4.12. Hetgeen in rechtsoverweging 4.10. is overwogen, leidt ertoe dat de door [verzoekster] onder C verzochte veroordeling van verweerders in de buitengerechtelijke kosten dient te worden afgewezen.
Kosten deelgeschil
4.13. Ingevolge artikel 1019aa Rv dient de rechtbank de kosten bij de behandeling van het verzoek aan de zijde van de persoon die schade door dood of letsel lijdt te begroten, waarbij alle redelijke kosten als bedoeld in artikel 6:96 lid 2 BW in aanmerking worden genomen. Of de kosten redelijk zijn, hangt ervan af of het redelijk is dat de kosten zijn gemaakt en of de omvang van de kosten redelijk is.
4.14. Verweerders hebben niet betwist dat de met de onderhavige procedure gemoeide kosten in redelijkheid zijn gemaakt. De rechtbank zal dan ook overgaan tot begroting van de kosten.
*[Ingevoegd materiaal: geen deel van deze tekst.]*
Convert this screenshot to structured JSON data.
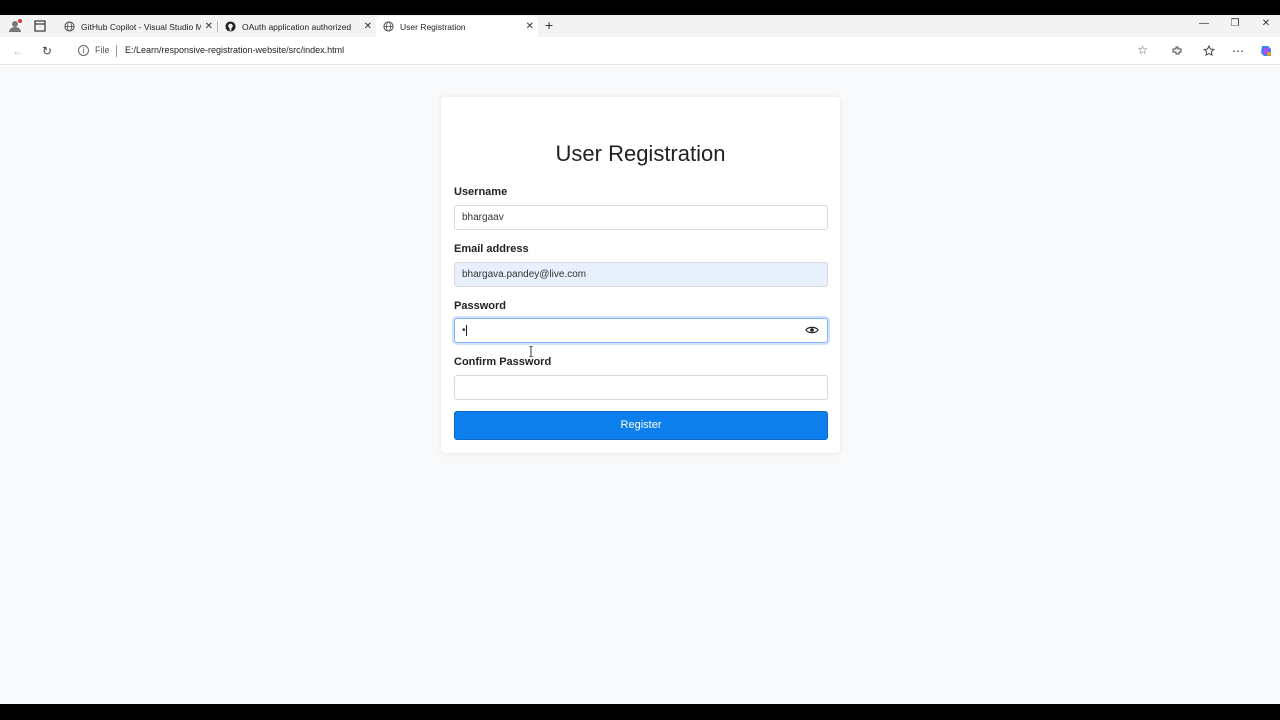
{
  "browser": {
    "tabs": [
      {
        "title": "GitHub Copilot - Visual Studio Mar",
        "icon": "globe-icon"
      },
      {
        "title": "OAuth application authorized",
        "icon": "github-icon"
      },
      {
        "title": "User Registration",
        "icon": "globe-icon"
      }
    ],
    "address": {
      "scheme_label": "File",
      "url": "E:/Learn/responsive-registration-website/src/index.html"
    }
  },
  "form": {
    "title": "User Registration",
    "username_label": "Username",
    "username_value": "bhargaav",
    "email_label": "Email address",
    "email_value": "bhargava.pandey@live.com",
    "password_label": "Password",
    "password_value": "•",
    "confirm_label": "Confirm Password",
    "confirm_value": "",
    "submit_label": "Register"
  },
  "colors": {
    "primary": "#0d7fed",
    "autofill": "#e8f0fe",
    "focus": "#86b7fe"
  }
}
4.15. Mr. Baas stelt in het verzoekschrift dat bij de begroting van de kosten rekening dient te worden gehouden met 14 uur in totaal, een uurtarief van € 200,--, 6% kantoorkosten en de verschuldigde BTW. Nu verweerders tegen deze kostenopgave geen, althans onvoldoende concreet bezwaar hebben gemaakt en de kosten de rechtbank redelijk voorkomen, zal de rechtbank de kosten begroten op een bedrag van € 3.553,12 (inclusief BTW van 19% tot 1 oktober 2012 en van 21% vanaf 1 oktober 2012). Deze kosten zullen worden vermeerderd met het door [verzoekster] betaalde griffierecht ad € 267,--, zodat het totaal uitkomt op een bedrag van € 3.820,12.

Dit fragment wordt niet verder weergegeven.